# Towing In 4x4



## STRABO (Jun 12, 2006)

Picked up a 21RS last Monday and towed it home with a Tundra 4X4 with no difficulty. That was a relief... Now, I'm planning the maiden voyage. Being in VA and not a beach fan, it's toward the moutains, and I'm wondering if using high range 4X4 in second gear is a good idea. Any advice?

BTW - A couple of years ago I passed a large motor home engulfed in flames on the ascent to Afton MT. It's the first test I'll face.

Thanks


----------



## Castle Rock Outbackers (Jan 18, 2004)

Without a doubt...NO. Do not tow in 4-wheel-drive. Unless you are about to get stuck, stay out of 4 high.

Randy


----------



## nascarcamper (Jan 27, 2005)

No 4 wd needed.


----------



## W4DRR (May 17, 2005)

Unless of course you have full-time 4x4, like mine. Then not much you can do about it.

Bob


----------



## cookie9933 (Feb 26, 2005)

Why would you want to engage 4WD while towing? THe ONLY time you would want to do so would be if 2WD didn't offer sufficicent traction. Unless you would be on back-counrty trails, 2 tracks, etc where you have a loose surface, stay out of 4WD. Don't use 4WD on paved dry hard surfaces for any extended periods of time. Otherwise you will be paying a lot of money for repairs. Just MHO.

Bill


----------



## CamperAndy (Aug 26, 2004)

In 5,000 miles of towing in the mountains of Idaho and Montana the only time I have not been in 2wd was in the snow. So unless you start to slip in 2wd there in no need to be in 4wd in the mountains.

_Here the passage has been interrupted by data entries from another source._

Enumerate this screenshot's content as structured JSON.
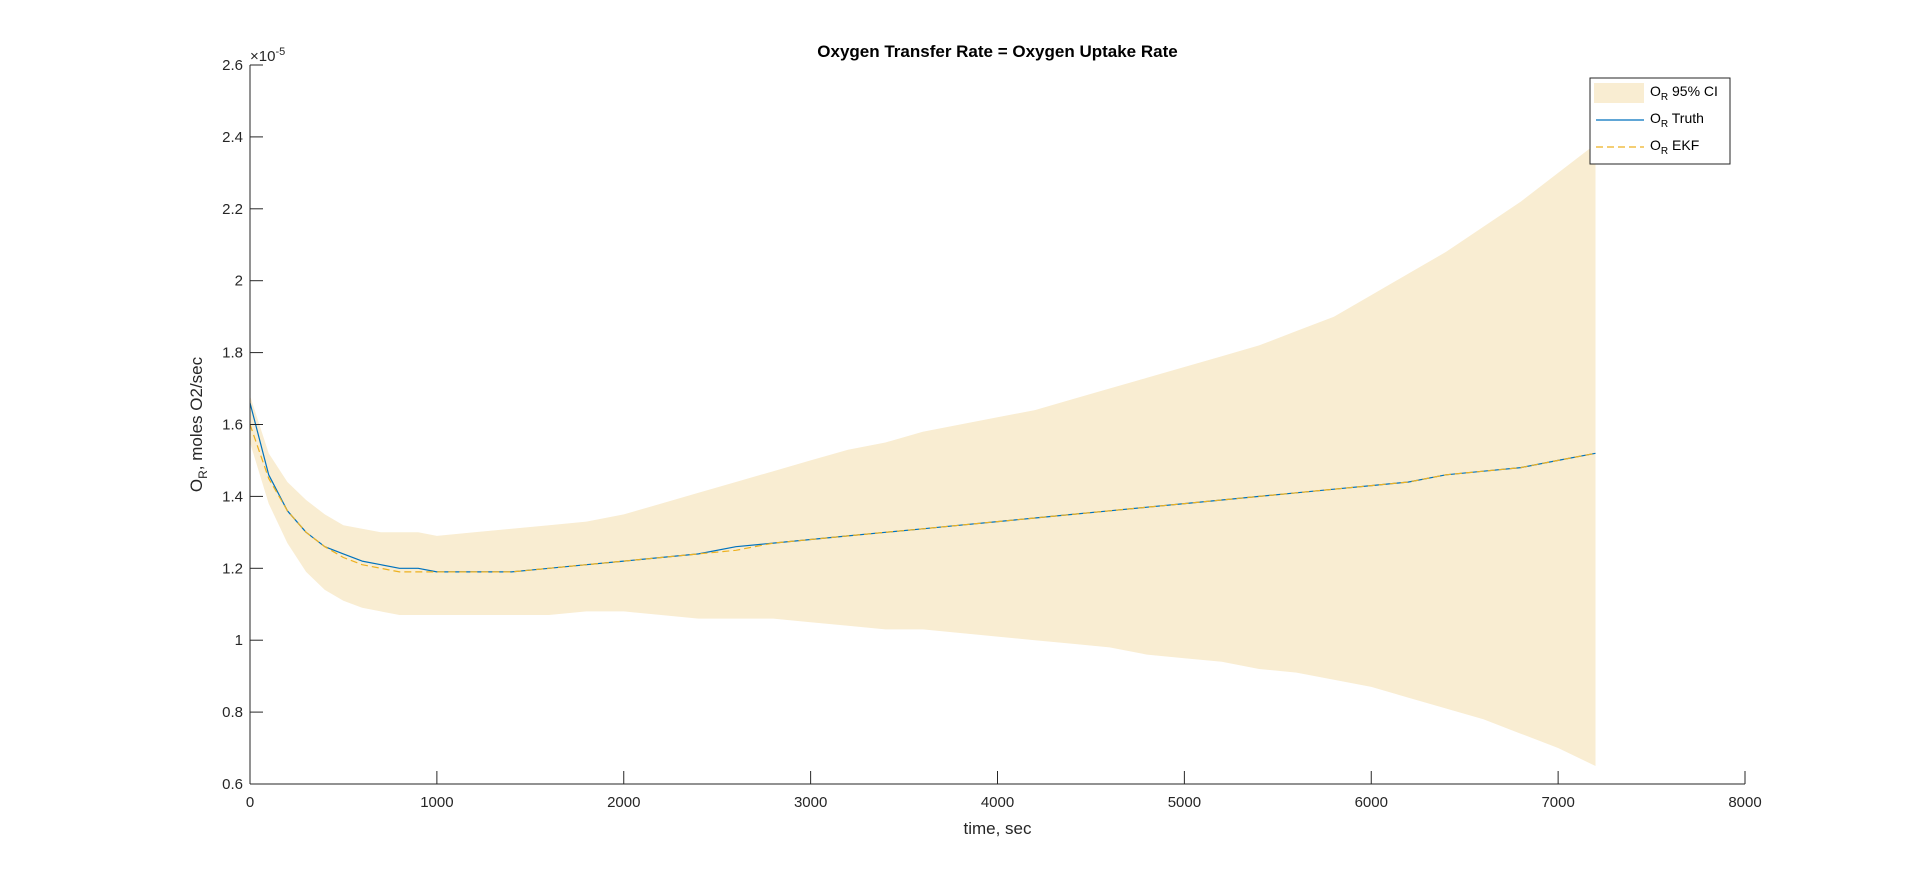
{
  "chart_data": {
    "type": "line",
    "title": "Oxygen Transfer Rate = Oxygen Uptake Rate",
    "xlabel": "time, sec",
    "ylabel": {
      "base": "O",
      "sub": "R",
      "rest": ", moles O2/sec"
    },
    "y_exponent": {
      "base": "×10",
      "exp": "-5"
    },
    "xlim": [
      0,
      8000
    ],
    "ylim": [
      0.6,
      2.6
    ],
    "x_ticks": [
      0,
      1000,
      2000,
      3000,
      4000,
      5000,
      6000,
      7000,
      8000
    ],
    "y_ticks": [
      0.6,
      0.8,
      1,
      1.2,
      1.4,
      1.6,
      1.8,
      2,
      2.2,
      2.4,
      2.6
    ],
    "grid": false,
    "legend_position": "top-right",
    "colors": {
      "ci_fill": "#F9EDD2",
      "truth": "#0072BD",
      "ekf": "#EDB120"
    },
    "series": [
      {
        "name": "O_R 95% CI",
        "legend": {
          "base": "O",
          "sub": "R",
          "rest": " 95% CI"
        },
        "kind": "band",
        "x": [
          0,
          100,
          200,
          300,
          400,
          500,
          600,
          700,
          800,
          900,
          1000,
          1200,
          1400,
          1600,
          1800,
          2000,
          2200,
          2400,
          2600,
          2800,
          3000,
          3200,
          3400,
          3600,
          3800,
          4000,
          4200,
          4400,
          4600,
          4800,
          5000,
          5200,
          5400,
          5600,
          5800,
          6000,
          6200,
          6400,
          6600,
          6800,
          7000,
          7200
        ],
        "upper": [
          1.68,
          1.52,
          1.44,
          1.39,
          1.35,
          1.32,
          1.31,
          1.3,
          1.3,
          1.3,
          1.29,
          1.3,
          1.31,
          1.32,
          1.33,
          1.35,
          1.38,
          1.41,
          1.44,
          1.47,
          1.5,
          1.53,
          1.55,
          1.58,
          1.6,
          1.62,
          1.64,
          1.67,
          1.7,
          1.73,
          1.76,
          1.79,
          1.82,
          1.86,
          1.9,
          1.96,
          2.02,
          2.08,
          2.15,
          2.22,
          2.3,
          2.38
        ],
        "lower": [
          1.55,
          1.38,
          1.27,
          1.19,
          1.14,
          1.11,
          1.09,
          1.08,
          1.07,
          1.07,
          1.07,
          1.07,
          1.07,
          1.07,
          1.08,
          1.08,
          1.07,
          1.06,
          1.06,
          1.06,
          1.05,
          1.04,
          1.03,
          1.03,
          1.02,
          1.01,
          1.0,
          0.99,
          0.98,
          0.96,
          0.95,
          0.94,
          0.92,
          0.91,
          0.89,
          0.87,
          0.84,
          0.81,
          0.78,
          0.74,
          0.7,
          0.65
        ]
      },
      {
        "name": "O_R Truth",
        "legend": {
          "base": "O",
          "sub": "R",
          "rest": " Truth"
        },
        "kind": "line",
        "x": [
          0,
          100,
          200,
          300,
          400,
          500,
          600,
          700,
          800,
          900,
          1000,
          1200,
          1400,
          1600,
          1800,
          2000,
          2200,
          2400,
          2600,
          2800,
          3000,
          3200,
          3400,
          3600,
          3800,
          4000,
          4200,
          4400,
          4600,
          4800,
          5000,
          5200,
          5400,
          5600,
          5800,
          6000,
          6200,
          6400,
          6600,
          6800,
          7000,
          7200
        ],
        "values": [
          1.66,
          1.46,
          1.36,
          1.3,
          1.26,
          1.24,
          1.22,
          1.21,
          1.2,
          1.2,
          1.19,
          1.19,
          1.19,
          1.2,
          1.21,
          1.22,
          1.23,
          1.24,
          1.26,
          1.27,
          1.28,
          1.29,
          1.3,
          1.31,
          1.32,
          1.33,
          1.34,
          1.35,
          1.36,
          1.37,
          1.38,
          1.39,
          1.4,
          1.41,
          1.42,
          1.43,
          1.44,
          1.46,
          1.47,
          1.48,
          1.5,
          1.52
        ]
      },
      {
        "name": "O_R EKF",
        "legend": {
          "base": "O",
          "sub": "R",
          "rest": " EKF"
        },
        "kind": "dashed-line",
        "x": [
          0,
          100,
          200,
          300,
          400,
          500,
          600,
          700,
          800,
          900,
          1000,
          1200,
          1400,
          1600,
          1800,
          2000,
          2200,
          2400,
          2600,
          2800,
          3000,
          3200,
          3400,
          3600,
          3800,
          4000,
          4200,
          4400,
          4600,
          4800,
          5000,
          5200,
          5400,
          5600,
          5800,
          6000,
          6200,
          6400,
          6600,
          6800,
          7000,
          7200
        ],
        "values": [
          1.6,
          1.45,
          1.36,
          1.3,
          1.26,
          1.23,
          1.21,
          1.2,
          1.19,
          1.19,
          1.19,
          1.19,
          1.19,
          1.2,
          1.21,
          1.22,
          1.23,
          1.24,
          1.25,
          1.27,
          1.28,
          1.29,
          1.3,
          1.31,
          1.32,
          1.33,
          1.34,
          1.35,
          1.36,
          1.37,
          1.38,
          1.39,
          1.4,
          1.41,
          1.42,
          1.43,
          1.44,
          1.46,
          1.47,
          1.48,
          1.5,
          1.52
        ]
      }
    ]
  }
}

Drop it down a gear and take your time but stay out of 4wd.


----------



## STRABO (Jun 12, 2006)

Thanks everyone. I don't think I'll use 4x4. I do appreciate the feedback. Better to ask than to be sorry. 
STRABO


----------



## vdub (Jun 19, 2004)

Hey, Andy! I used 4x4 to get here... Does that count?


----------



## HootBob (Apr 26, 2004)

No 4 wheel drive
I have only used it once and that was to pull the camper out from the yard(wet and muddy)

Don


----------



## tdvffjohn (Mar 10, 2005)

I was waiting for Vdub to see this, I remember that picture


----------



## HTQM (May 31, 2006)

Like others have said, don't use 4x4 on pavement. Even the "full time 4x4" aren't a true 4x4. Their system is set up thru a clucth set (most selectble are electro-magnetic) so that they have around a 70% rear, 30% front. Once they flip the switch or engage the lever the clutch system is locked in and the full 4x4 engages.

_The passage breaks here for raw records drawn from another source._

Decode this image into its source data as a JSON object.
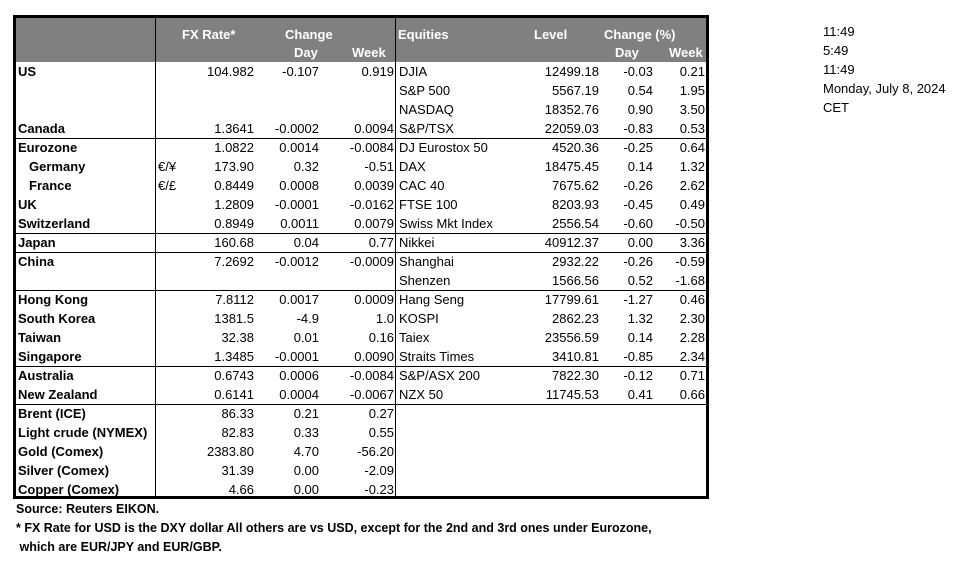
{
  "header": {
    "fx_rate": "FX Rate*",
    "change": "Change",
    "day": "Day",
    "week": "Week",
    "equities": "Equities",
    "level": "Level",
    "change_pct": "Change (%)",
    "eq_day": "Day",
    "eq_week": "Week"
  },
  "rows": [
    {
      "name": "US",
      "ccy": "",
      "fx": "104.982",
      "fx_day": "-0.107",
      "fx_week": "0.919",
      "eq": "DJIA",
      "level": "12499.18",
      "eq_day": "-0.03",
      "eq_week": "0.21",
      "indent": false
    },
    {
      "name": "",
      "ccy": "",
      "fx": "",
      "fx_day": "",
      "fx_week": "",
      "eq": "S&P 500",
      "level": "5567.19",
      "eq_day": "0.54",
      "eq_week": "1.95",
      "indent": false
    },
    {
      "name": "",
      "ccy": "",
      "fx": "",
      "fx_day": "",
      "fx_week": "",
      "eq": "NASDAQ",
      "level": "18352.76",
      "eq_day": "0.90",
      "eq_week": "3.50",
      "indent": false
    },
    {
      "name": "Canada",
      "ccy": "",
      "fx": "1.3641",
      "fx_day": "-0.0002",
      "fx_week": "0.0094",
      "eq": "S&P/TSX",
      "level": "22059.03",
      "eq_day": "-0.83",
      "eq_week": "0.53",
      "indent": false
    },
    {
      "name": "Eurozone",
      "ccy": "",
      "fx": "1.0822",
      "fx_day": "0.0014",
      "fx_week": "-0.0084",
      "eq": "DJ Eurostox 50",
      "level": "4520.36",
      "eq_day": "-0.25",
      "eq_week": "0.64",
      "indent": false
    },
    {
      "name": "Germany",
      "ccy": "€/¥",
      "fx": "173.90",
      "fx_day": "0.32",
      "fx_week": "-0.51",
      "eq": "DAX",
      "level": "18475.45",
      "eq_day": "0.14",
      "eq_week": "1.32",
      "indent": true
    },
    {
      "name": "France",
      "ccy": "€/£",
      "fx": "0.8449",
      "fx_day": "0.0008",
      "fx_week": "0.0039",
      "eq": "CAC 40",
      "level": "7675.62",
      "eq_day": "-0.26",
      "eq_week": "2.62",
      "indent": true
    },
    {
      "name": "UK",
      "ccy": "",
      "fx": "1.2809",
      "fx_day": "-0.0001",
      "fx_week": "-0.0162",
      "eq": "FTSE 100",
      "level": "8203.93",
      "eq_day": "-0.45",
      "eq_week": "0.49",
      "indent": false
    },
    {
      "name": "Switzerland",
      "ccy": "",
      "fx": "0.8949",
      "fx_day": "0.0011",
      "fx_week": "0.0079",
      "eq": "Swiss Mkt Index",
      "level": "2556.54",
      "eq_day": "-0.60",
      "eq_week": "-0.50",
      "indent": false
    },
    {
      "name": "Japan",
      "ccy": "",
      "fx": "160.68",
      "fx_day": "0.04",
      "fx_week": "0.77",
      "eq": "Nikkei",
      "level": "40912.37",
      "eq_day": "0.00",
      "eq_week": "3.36",
      "indent": false
    },
    {
      "name": "China",
      "ccy": "",
      "fx": "7.2692",
      "fx_day": "-0.0012",
      "fx_week": "-0.0009",
      "eq": "Shanghai",
      "level": "2932.22",
      "eq_day": "-0.26",
      "eq_week": "-0.59",
      "indent": false
    },
    {
      "name": "",
      "ccy": "",
      "fx": "",
      "fx_day": "",
      "fx_week": "",
      "eq": "Shenzen",
      "level": "1566.56",
      "eq_day": "0.52",
      "eq_week": "-1.68",
      "indent": false
    },
    {
      "name": "Hong Kong",
      "ccy": "",
      "fx": "7.8112",
      "fx_day": "0.0017",
      "fx_week": "0.0009",
      "eq": "Hang Seng",
      "level": "17799.61",
      "eq_day": "-1.27",
      "eq_week": "0.46",
      "indent": false
    },
    {
      "name": "South Korea",
      "ccy": "",
      "fx": "1381.5",
      "fx_day": "-4.9",
      "fx_week": "1.0",
      "eq": "KOSPI",
      "level": "2862.23",
      "eq_day": "1.32",
      "eq_week": "2.30",
      "indent": false
    },
    {
      "name": "Taiwan",
      "ccy": "",
      "fx": "32.38",
      "fx_day": "0.01",
      "fx_week": "0.16",
      "eq": "Taiex",
      "level": "23556.59",
      "eq_day": "0.14",
      "eq_week": "2.28",
      "indent": false
    },
    {
      "name": "Singapore",
      "ccy": "",
      "fx": "1.3485",
      "fx_day": "-0.0001",
      "fx_week": "0.0090",
      "eq": "Straits Times",
      "level": "3410.81",
      "eq_day": "-0.85",
      "eq_week": "2.34",
      "indent": false
    },
    {
      "name": "Australia",
      "ccy": "",
      "fx": "0.6743",
      "fx_day": "0.0006",
      "fx_week": "-0.0084",
      "eq": "S&P/ASX  200",
      "level": "7822.30",
      "eq_day": "-0.12",
      "eq_week": "0.71",
      "indent": false
    },
    {
      "name": "New Zealand",
      "ccy": "",
      "fx": "0.6141",
      "fx_day": "0.0004",
      "fx_week": "-0.0067",
      "eq": "NZX 50",
      "level": "11745.53",
      "eq_day": "0.41",
      "eq_week": "0.66",
      "indent": false
    },
    {
      "name": "Brent (ICE)",
      "ccy": "",
      "fx": "86.33",
      "fx_day": "0.21",
      "fx_week": "0.27",
      "eq": "",
      "level": "",
      "eq_day": "",
      "eq_week": "",
      "indent": false
    },
    {
      "name": "Light crude (NYMEX)",
      "ccy": "",
      "fx": "82.83",
      "fx_day": "0.33",
      "fx_week": "0.55",
      "eq": "",
      "level": "",
      "eq_day": "",
      "eq_week": "",
      "indent": false
    },
    {
      "name": "Gold (Comex)",
      "ccy": "",
      "fx": "2383.80",
      "fx_day": "4.70",
      "fx_week": "-56.20",
      "eq": "",
      "level": "",
      "eq_day": "",
      "eq_week": "",
      "indent": false
    },
    {
      "name": "Silver (Comex)",
      "ccy": "",
      "fx": "31.39",
      "fx_day": "0.00",
      "fx_week": "-2.09",
      "eq": "",
      "level": "",
      "eq_day": "",
      "eq_week": "",
      "indent": false
    },
    {
      "name": "Copper (Comex)",
      "ccy": "",
      "fx": "4.66",
      "fx_day": "0.00",
      "fx_week": "-0.23",
      "eq": "",
      "level": "",
      "eq_day": "",
      "eq_week": "",
      "indent": false
    }
  ],
  "side_info": [
    "11:49",
    "5:49",
    "11:49",
    "Monday, July 8, 2024",
    "CET"
  ],
  "footer": {
    "source": "Source:  Reuters EIKON.",
    "note1": "* FX Rate for USD is the DXY dollar  All others are vs USD, except for the 2nd and 3rd ones under Eurozone,",
    "note2": " which are EUR/JPY and EUR/GBP."
  },
  "colors": {
    "header_bg": "#808080",
    "header_text": "#ffffff",
    "border": "#000000"
  }
}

I will admit to using 4x4 low range on pavement for backing the Roo into it's home slot. Easier controll of speed and throttle inputs for the tight backing of getting it up our driveway.

Happy 4x4ing
Dave


----------



## vdub (Jun 19, 2004)

> I will admit to using 4x4 low range on pavement for backing


Concur. I do the same when backing the 5 into my building. I use 4 low to slow things down and have more torque.


----------



## PDX_Doug (Nov 16, 2004)

No way to four wheel drive for towing in normal conditions.









So far, the only time I have used mine, was once backing into my storage slip after the owners had just laid down several inches of uncompacted gravel. 4-Hi was needed to get the rig to move as fast as the wheels were turning.









Happy Trails,
Doug


----------



## Thor (Apr 7, 2004)

vdub said:


> Hey, Andy! I used 4x4 to get here... Does that count?
> 
> 
> 
> ...


Awesome Pic























Thor


----------